Additionally, Southwest converted orders for 70 737 Max 8s into orders for 70 737 Max 7s.
The airline now holds 349 Max firm orders and has 270 Max options, with deliveries planned between 2021 and 2031, Southwest says.
“This cost-effective Max order book allows us to maintain the operational efficiencies of an all-Boeing 737 fleet to support our low-cost point-to-point route network, accelerate our commitment to fleet modernisation with more climate-friendly aircraft, and capitalise on future growth,” Southwest says.
The company ended the first quarter with 730 aircraft in its fleet, including 61 Max. During the three-month period, it took delivery of 20 Max. Southwest expects to receive eight more Max this year and to retire up to 17 older 737NGs.
The Max, which had been grounded for 20 months in 2019 and 2020 after two fatal crashes which killed 346 people, returned to Southwest’s fleet on 11 March.

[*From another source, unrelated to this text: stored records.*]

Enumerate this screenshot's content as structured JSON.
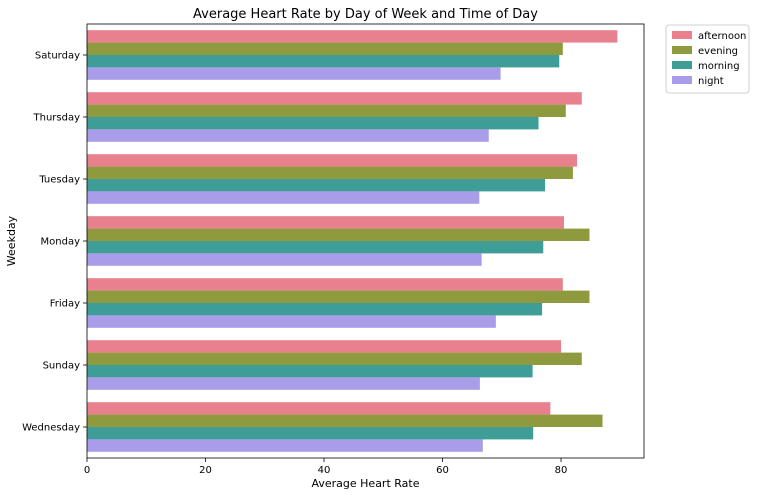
{
  "chart_data": {
    "type": "bar",
    "orientation": "horizontal",
    "title": "Average Heart Rate by Day of Week and Time of Day",
    "xlabel": "Average Heart Rate",
    "ylabel": "Weekday",
    "xlim": [
      0,
      94
    ],
    "xticks": [
      0,
      20,
      40,
      60,
      80
    ],
    "categories": [
      "Saturday",
      "Thursday",
      "Tuesday",
      "Monday",
      "Friday",
      "Sunday",
      "Wednesday"
    ],
    "series": [
      {
        "name": "afternoon",
        "color": "#e8808e",
        "values": [
          89.5,
          83.5,
          82.7,
          80.5,
          80.3,
          80.0,
          78.2
        ]
      },
      {
        "name": "evening",
        "color": "#8f9a3e",
        "values": [
          80.3,
          80.8,
          82.0,
          84.8,
          84.8,
          83.5,
          87.0
        ]
      },
      {
        "name": "morning",
        "color": "#3f9d98",
        "values": [
          79.7,
          76.2,
          77.3,
          77.0,
          76.8,
          75.2,
          75.3
        ]
      },
      {
        "name": "night",
        "color": "#a99ce8",
        "values": [
          69.8,
          67.8,
          66.2,
          66.6,
          69.0,
          66.3,
          66.8
        ]
      }
    ],
    "legend": "outside-top-right",
    "grid": false
  }
}
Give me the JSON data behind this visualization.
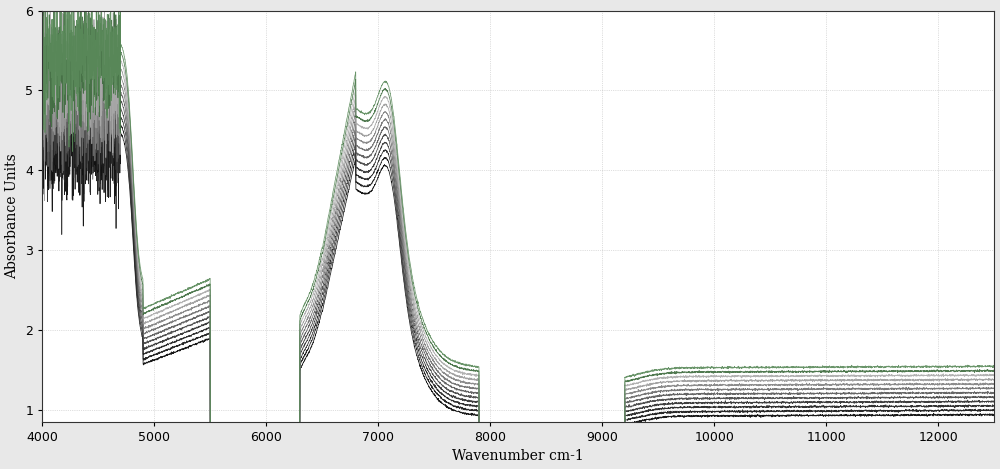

Soon after, Southwest pulled 32 examples from service due to an issue with the jets’ electrical power systems.
The fix will take 2-3 days per aircraft, meaning all Southwest’s affected jets could be ready to fly within three weeks, says chief operating officer Mike Van de Ven.
Meantime, the slack is being picked up by Southwest’s NG fleet. The Max issue has caused no operational impacts, Southwest says.
Executives say the airline is back to about 92% of its pre-pandemic staffing level. While Southwest has more staff than currently needed, it is preparing for a busy summer and wants to avoid being understaffed when Americans begin taking mid-year vacations.
By June, the airline’s headcount will be 96% of previous levels and, if trends continue, Southwest will reach cash break-even, Kelly says.
On 8 April, the airline said it recalled all flight attendants and 209 pilots who had taken extended voluntary leaves during the pandemic. They will return to the airline on 1 June.
“We are anxious to see what will happen when we get to June. Will August and September look as good as we hoped? Or is pent up demand not as sustained as we hoped?” he says.
Answers, however, are “a bit premature” to predict.